Birth Order Inevitably Impacts Parenting

As I was carrying my daughter down the stairs the other night, I had two concurrent realizations. The first was that carrying a forty pound four-year-old is a good way to trip and die. And the second was that, when my older daughter was four, she had two younger siblings and she never got carried. Pretty much ever.

My youngest, on the other hand, still expects to be schlepped about with some regularity and for some reason I oblige. I’ll throw her into a carrier on my back for the four-block stroll to church or park her on my hip for the walk to the car. She’s my baby, even though she’s demonstrably not.

A million jokes have been told about the quirks of birth order and they’re funny because they have the ring of truth. Despite all my best efforts to maintain even-handed parenting, it’s laughable to claim that I parent all three of my children the same.

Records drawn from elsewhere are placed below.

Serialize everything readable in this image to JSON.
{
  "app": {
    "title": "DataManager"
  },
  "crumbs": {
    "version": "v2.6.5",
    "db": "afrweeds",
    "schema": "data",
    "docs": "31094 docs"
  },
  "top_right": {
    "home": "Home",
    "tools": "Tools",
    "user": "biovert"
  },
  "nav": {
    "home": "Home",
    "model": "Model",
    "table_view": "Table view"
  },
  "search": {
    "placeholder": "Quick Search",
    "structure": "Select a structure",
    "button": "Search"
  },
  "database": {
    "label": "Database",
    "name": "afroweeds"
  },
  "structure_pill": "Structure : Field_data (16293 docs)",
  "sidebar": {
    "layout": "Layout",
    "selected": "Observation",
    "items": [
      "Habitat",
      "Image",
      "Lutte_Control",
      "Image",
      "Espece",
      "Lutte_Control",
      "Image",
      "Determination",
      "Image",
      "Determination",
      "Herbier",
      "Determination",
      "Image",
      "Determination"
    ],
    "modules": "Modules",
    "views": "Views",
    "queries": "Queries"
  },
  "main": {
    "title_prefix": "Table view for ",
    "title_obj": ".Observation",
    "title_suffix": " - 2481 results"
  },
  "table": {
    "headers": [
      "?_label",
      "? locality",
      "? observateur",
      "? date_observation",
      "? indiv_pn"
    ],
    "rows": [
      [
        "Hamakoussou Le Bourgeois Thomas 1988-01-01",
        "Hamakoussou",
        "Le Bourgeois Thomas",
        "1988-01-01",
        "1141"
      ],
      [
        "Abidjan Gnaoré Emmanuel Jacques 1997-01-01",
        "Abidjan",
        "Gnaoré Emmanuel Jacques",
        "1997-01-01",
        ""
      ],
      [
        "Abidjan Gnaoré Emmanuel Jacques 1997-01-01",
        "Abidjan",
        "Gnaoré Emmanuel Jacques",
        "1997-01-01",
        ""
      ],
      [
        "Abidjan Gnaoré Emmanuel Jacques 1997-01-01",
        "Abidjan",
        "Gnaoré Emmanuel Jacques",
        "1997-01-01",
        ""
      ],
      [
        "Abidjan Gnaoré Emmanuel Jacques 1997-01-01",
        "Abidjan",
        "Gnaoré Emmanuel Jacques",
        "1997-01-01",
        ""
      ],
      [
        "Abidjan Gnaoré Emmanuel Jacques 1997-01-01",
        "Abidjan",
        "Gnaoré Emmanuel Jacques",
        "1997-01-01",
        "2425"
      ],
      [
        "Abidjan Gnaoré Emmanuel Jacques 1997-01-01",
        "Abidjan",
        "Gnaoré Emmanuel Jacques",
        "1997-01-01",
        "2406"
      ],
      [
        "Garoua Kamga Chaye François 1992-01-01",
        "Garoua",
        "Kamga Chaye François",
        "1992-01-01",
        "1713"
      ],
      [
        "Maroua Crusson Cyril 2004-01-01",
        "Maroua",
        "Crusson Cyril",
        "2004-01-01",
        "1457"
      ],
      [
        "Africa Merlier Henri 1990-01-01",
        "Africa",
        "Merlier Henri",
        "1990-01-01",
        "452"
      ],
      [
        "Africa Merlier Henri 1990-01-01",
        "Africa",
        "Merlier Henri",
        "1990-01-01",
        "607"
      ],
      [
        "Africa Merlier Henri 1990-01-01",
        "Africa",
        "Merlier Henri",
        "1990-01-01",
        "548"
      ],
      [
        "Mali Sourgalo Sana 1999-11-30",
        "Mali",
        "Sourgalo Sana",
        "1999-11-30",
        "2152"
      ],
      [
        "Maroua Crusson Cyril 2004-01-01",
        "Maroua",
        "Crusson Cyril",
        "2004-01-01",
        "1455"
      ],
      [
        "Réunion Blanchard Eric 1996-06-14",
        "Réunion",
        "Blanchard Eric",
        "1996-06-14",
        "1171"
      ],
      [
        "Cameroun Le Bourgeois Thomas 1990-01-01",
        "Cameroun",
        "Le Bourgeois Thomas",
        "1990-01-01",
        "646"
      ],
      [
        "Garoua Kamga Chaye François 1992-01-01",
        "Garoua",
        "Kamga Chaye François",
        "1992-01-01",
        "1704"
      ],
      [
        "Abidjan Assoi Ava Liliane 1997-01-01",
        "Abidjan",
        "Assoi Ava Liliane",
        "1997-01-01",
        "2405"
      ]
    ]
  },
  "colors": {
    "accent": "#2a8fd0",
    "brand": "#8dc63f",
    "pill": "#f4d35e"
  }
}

Case in point: my younger daughter wants to be a dementor for Halloween. You know, the freaky wraith-like creatures from Harry Potter that guard the wizard prison and go around sucking people’s souls out. We watched the third Harry Pottery movie the other day and she was quite taken with the dementors, for reasons I’m not sure I want to know. When my older daughter was four, she had yet to graduate from animated cartoons about talking animals. My firstborn saw her first big screen movie when she was six. She was accompanied by her four-year-old brother. Because that’s how birth order works.

I nursed my younger daughter the longest and she slept in bed with me for years. With two older children to wrangle, I was far too exhausted to get up in the night and stumble down the hallway for feedings. Although it wasn’t just at night, either. When she was born, I worked part-time and we’d take naps in the afternoon together. They are some of my most treasured memories. How very different from the frenzied early years with my firstborn when I was working full-time and commuting an hour each way. I’d be up before five so I could drop her at the daycare at six to miss the worst of the morning traffic.

My life was different by the time my third child arrived, but I was different, too. I wish I could go back and tell my first-time-mother-self to Chill the Heck Out. I read way too many parenting books while I was pregnant, with the result being that I was more than a little neurotic. I worshipped at the church of natural parenting and I was pretty sure that cloth diapers were The Way and The Truth. Don’t get me wrong- cloth diapers and homemade baby food are great – but I wish I’d been able to accept that a jar of Gerber and an occasional television show weren’t going to permanently damage my child.

With my first child, I was always overly excited for us to experience new things. I was forever hauling her to programming she was too young for – baby music classes and toddler nature hikes – only to be disappointed when she didn’t get anything out of them. And the playdates. Oh, the playdates. For infants. Baby 3 doesn’t get any designated extracurricular programming or scheduled playdates. She tags along wherever her siblings are going.

I haven’t said much about my middle child. Insert joke here. (It’s National Middle Child Day. Oh, you didn’t notice? I’m used to it.) But really it’s no wonder that, stuck in between the trailblazer and the baby, the middle child is often the clown. My darling son definitely fits that pattern. Add in some alarmingly spot-on gender stereotypes about impulsiveness and a propensity to break things and let’s just say that my middle child does not actually get overlooked.

I don’t think that I did anything truly ‘wrong’ with my first child. I just stressed myself out a lot, needlessly. I’m more sure of myself now and more willing to forgive my mistakes. It’s just too hard to maintain those sky-high parenting standards when you’re outnumbered and on your own. Plus I can see the light at the end of some of those tunnels. I remember worrying so much because my firstborn was a picky eater. Tonight she downed seconds of butternut squash orzo with spinach feta chicken sausage. So the fact that her little sister ate only three green beans for dinner didn’t faze me in the least. I can wait her out.